So has anyone figured out this year’s algorithm? I haven’t taken the time to figure it out yet.
neither have i
it looks so random to me though 
It was handpicked by Sean and Dave. 
LOL!
Write the team numbers in order on 348 index cards, shuffle three or four times, then deal them into four piles.
Or you could write a program to do the same thing…
they used the same random number generator we used for our autonomous drive code
(oops did I say that?)
Similar to what (http://www.chiefdelphi.com/forums/showpost.php?p=847685&postcount=46) but slightly different.

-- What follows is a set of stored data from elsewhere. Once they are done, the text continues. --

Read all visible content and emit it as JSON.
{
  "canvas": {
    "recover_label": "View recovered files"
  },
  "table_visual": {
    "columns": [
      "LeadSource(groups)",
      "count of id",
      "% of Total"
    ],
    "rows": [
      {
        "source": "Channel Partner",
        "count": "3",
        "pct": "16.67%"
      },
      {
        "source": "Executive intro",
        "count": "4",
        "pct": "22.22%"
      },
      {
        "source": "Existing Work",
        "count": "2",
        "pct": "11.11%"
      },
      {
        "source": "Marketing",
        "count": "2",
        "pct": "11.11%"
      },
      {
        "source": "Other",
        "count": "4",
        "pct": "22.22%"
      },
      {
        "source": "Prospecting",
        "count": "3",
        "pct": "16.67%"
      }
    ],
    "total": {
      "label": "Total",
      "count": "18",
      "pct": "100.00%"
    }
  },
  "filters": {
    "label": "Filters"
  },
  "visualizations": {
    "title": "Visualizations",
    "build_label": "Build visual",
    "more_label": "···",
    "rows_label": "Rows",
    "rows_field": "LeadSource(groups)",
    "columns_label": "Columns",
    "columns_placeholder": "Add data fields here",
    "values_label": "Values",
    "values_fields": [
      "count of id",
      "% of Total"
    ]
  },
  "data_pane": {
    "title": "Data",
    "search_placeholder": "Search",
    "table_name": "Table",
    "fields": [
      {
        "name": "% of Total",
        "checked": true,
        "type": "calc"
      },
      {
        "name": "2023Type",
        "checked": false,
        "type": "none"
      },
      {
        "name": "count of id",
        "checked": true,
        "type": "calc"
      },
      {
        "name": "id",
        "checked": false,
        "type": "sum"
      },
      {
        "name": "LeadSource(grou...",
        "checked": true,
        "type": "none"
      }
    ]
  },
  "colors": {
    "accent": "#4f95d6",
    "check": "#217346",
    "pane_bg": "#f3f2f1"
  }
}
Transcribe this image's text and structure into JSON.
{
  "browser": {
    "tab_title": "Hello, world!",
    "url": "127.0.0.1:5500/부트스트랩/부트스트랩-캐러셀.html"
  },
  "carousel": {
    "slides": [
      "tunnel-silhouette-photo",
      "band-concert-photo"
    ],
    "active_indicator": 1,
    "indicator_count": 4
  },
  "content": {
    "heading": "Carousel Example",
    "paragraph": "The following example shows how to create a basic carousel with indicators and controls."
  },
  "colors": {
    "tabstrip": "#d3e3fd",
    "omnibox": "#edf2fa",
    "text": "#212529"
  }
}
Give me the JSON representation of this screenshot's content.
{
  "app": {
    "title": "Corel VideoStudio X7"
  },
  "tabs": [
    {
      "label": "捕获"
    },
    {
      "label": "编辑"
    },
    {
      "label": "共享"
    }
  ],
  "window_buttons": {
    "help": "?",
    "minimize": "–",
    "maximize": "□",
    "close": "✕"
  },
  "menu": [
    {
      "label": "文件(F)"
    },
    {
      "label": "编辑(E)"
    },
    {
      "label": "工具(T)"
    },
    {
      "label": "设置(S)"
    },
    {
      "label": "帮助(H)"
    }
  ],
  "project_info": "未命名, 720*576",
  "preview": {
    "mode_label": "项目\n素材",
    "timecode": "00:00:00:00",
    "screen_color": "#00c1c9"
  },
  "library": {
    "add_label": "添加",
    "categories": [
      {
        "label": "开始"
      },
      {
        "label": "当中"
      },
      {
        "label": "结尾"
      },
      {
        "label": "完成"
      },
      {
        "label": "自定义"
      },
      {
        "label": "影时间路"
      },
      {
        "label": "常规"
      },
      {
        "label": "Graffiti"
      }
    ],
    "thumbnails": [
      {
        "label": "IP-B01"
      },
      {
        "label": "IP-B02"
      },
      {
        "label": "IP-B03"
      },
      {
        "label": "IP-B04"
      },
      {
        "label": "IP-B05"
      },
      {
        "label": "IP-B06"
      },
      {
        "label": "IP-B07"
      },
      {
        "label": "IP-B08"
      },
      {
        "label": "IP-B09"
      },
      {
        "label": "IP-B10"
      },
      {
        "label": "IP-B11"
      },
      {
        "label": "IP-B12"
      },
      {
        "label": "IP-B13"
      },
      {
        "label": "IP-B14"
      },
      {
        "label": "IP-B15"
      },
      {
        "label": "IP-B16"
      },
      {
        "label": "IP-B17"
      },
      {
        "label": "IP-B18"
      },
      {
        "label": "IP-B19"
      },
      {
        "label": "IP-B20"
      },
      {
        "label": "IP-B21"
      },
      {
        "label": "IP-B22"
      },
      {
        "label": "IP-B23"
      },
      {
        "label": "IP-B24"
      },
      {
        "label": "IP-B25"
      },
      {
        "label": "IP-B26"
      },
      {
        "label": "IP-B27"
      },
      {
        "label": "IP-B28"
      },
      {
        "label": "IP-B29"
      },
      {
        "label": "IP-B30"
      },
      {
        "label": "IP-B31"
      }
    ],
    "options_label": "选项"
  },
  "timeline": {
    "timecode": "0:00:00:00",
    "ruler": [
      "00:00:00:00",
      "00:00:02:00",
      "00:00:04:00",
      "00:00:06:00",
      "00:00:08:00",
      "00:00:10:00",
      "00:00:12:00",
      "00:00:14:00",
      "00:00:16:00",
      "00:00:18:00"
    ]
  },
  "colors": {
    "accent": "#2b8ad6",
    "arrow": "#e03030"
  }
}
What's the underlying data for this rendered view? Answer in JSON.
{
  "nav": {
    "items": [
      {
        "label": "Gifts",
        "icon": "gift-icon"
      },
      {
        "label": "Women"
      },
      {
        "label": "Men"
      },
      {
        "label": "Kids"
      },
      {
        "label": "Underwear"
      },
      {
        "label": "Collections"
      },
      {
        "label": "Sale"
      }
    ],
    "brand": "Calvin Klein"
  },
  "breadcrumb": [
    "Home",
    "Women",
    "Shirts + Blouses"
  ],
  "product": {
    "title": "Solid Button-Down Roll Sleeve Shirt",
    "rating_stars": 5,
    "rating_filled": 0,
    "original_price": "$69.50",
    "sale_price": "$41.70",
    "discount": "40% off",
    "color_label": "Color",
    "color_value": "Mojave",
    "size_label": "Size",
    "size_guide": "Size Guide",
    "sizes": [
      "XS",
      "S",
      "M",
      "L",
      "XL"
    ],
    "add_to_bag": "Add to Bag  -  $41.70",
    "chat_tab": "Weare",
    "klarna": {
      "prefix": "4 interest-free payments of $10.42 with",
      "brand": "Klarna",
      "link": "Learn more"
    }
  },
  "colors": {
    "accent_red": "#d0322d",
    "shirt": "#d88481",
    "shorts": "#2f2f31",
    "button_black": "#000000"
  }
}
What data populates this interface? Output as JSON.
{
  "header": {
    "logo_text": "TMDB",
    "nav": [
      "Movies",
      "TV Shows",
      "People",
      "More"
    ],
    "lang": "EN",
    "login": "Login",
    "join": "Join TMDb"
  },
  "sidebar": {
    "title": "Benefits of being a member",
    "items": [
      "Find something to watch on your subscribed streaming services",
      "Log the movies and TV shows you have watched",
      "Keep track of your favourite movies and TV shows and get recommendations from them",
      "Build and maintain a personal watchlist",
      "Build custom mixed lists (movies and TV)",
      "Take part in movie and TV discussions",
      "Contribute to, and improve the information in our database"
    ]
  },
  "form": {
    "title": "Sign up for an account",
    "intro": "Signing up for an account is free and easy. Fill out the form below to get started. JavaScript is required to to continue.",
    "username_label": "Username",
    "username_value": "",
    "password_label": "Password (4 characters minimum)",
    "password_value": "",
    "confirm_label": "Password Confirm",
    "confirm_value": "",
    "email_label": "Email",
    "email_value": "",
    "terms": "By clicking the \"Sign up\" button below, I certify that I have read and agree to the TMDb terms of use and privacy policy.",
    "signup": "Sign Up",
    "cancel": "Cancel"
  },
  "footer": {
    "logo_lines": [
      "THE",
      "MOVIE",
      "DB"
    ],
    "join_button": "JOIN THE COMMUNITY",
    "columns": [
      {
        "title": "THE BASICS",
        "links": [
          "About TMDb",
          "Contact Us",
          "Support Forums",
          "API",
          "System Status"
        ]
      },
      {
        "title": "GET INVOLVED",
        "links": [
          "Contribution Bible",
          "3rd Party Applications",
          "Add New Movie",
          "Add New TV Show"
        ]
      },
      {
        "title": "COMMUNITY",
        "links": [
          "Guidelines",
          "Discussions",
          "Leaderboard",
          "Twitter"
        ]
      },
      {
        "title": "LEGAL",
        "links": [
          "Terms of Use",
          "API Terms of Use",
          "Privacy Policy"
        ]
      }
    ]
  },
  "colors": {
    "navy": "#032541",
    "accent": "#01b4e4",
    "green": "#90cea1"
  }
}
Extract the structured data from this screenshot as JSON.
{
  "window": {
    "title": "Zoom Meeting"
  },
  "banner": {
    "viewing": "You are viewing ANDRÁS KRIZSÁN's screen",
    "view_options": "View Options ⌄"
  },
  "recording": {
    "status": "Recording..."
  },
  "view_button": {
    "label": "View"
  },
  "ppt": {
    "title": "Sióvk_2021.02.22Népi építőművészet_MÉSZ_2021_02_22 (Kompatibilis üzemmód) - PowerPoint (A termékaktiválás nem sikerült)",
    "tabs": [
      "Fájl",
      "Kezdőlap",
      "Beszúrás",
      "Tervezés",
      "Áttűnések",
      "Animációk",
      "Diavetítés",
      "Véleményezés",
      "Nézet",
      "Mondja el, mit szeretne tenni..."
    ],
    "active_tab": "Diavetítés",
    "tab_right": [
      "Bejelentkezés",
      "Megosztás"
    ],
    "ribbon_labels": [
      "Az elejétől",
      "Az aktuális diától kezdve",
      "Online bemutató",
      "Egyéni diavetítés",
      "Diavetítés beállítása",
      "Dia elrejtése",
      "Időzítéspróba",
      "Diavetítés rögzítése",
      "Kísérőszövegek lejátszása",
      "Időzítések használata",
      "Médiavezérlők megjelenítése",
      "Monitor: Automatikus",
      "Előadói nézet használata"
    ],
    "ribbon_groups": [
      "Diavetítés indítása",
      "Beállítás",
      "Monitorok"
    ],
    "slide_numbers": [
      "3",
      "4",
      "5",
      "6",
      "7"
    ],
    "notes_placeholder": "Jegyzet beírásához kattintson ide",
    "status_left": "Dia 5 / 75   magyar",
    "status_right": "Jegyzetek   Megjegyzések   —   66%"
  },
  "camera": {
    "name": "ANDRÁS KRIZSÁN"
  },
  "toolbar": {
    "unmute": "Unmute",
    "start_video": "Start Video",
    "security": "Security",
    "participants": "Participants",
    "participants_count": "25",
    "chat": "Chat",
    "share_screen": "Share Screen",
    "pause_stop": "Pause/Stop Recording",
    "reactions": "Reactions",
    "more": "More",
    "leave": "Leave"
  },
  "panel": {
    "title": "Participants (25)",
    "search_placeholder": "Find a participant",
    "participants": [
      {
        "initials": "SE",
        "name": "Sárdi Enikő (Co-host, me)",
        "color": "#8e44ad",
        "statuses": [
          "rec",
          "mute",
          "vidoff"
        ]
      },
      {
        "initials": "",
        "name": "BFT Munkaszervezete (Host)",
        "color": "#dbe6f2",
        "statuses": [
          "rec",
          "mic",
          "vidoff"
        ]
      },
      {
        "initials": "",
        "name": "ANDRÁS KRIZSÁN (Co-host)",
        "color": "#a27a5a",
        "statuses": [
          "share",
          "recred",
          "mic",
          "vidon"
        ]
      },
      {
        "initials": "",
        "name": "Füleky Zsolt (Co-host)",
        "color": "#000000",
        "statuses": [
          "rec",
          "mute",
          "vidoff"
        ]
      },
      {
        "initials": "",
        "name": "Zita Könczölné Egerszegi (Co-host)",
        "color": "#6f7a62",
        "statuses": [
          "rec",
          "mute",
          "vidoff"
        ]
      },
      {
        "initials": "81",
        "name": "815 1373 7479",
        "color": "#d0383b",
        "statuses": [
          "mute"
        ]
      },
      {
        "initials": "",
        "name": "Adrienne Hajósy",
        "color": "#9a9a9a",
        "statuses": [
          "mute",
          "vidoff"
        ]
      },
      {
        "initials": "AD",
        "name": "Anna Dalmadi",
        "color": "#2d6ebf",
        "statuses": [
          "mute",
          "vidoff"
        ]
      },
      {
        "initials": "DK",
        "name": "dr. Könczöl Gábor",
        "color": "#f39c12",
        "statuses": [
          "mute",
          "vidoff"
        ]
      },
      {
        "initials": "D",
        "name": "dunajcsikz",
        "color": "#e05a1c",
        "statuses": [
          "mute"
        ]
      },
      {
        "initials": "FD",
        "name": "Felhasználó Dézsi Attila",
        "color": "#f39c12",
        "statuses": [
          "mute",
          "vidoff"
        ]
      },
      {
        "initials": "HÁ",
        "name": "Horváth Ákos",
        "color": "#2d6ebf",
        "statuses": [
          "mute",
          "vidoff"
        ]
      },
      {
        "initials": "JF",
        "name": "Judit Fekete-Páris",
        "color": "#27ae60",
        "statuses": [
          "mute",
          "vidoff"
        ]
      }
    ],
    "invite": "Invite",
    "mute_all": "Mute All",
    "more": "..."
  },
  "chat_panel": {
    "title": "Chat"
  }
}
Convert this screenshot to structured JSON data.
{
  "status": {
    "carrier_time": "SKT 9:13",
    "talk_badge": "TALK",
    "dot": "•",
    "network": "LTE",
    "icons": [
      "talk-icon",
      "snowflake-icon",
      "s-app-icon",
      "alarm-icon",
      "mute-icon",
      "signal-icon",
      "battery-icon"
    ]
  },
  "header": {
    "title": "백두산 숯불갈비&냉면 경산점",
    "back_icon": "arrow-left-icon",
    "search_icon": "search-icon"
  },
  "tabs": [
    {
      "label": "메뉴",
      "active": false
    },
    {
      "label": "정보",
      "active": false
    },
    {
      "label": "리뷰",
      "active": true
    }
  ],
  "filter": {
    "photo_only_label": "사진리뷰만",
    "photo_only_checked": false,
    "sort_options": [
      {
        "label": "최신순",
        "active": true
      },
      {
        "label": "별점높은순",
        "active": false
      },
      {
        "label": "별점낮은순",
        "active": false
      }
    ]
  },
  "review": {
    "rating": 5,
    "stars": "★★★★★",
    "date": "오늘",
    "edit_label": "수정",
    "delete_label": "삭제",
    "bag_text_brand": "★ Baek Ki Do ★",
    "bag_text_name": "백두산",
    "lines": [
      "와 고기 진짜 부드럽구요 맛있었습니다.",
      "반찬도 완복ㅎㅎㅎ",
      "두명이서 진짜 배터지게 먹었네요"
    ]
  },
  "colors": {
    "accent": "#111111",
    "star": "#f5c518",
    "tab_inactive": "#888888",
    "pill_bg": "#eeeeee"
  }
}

Your method probably wouldn’t produce as much clumping as mine.
Being completely serious I think they just took 4 teams at a time, randomly sorted them, then moved onto the next 4 teams, etc.
It was not sorted by team number, team location or team name. I tried plotting all three to see if there was a pattern, and I didn’t find one. Someone else posted that it wasn’t based on registration date, based on how the last registrants are distributed.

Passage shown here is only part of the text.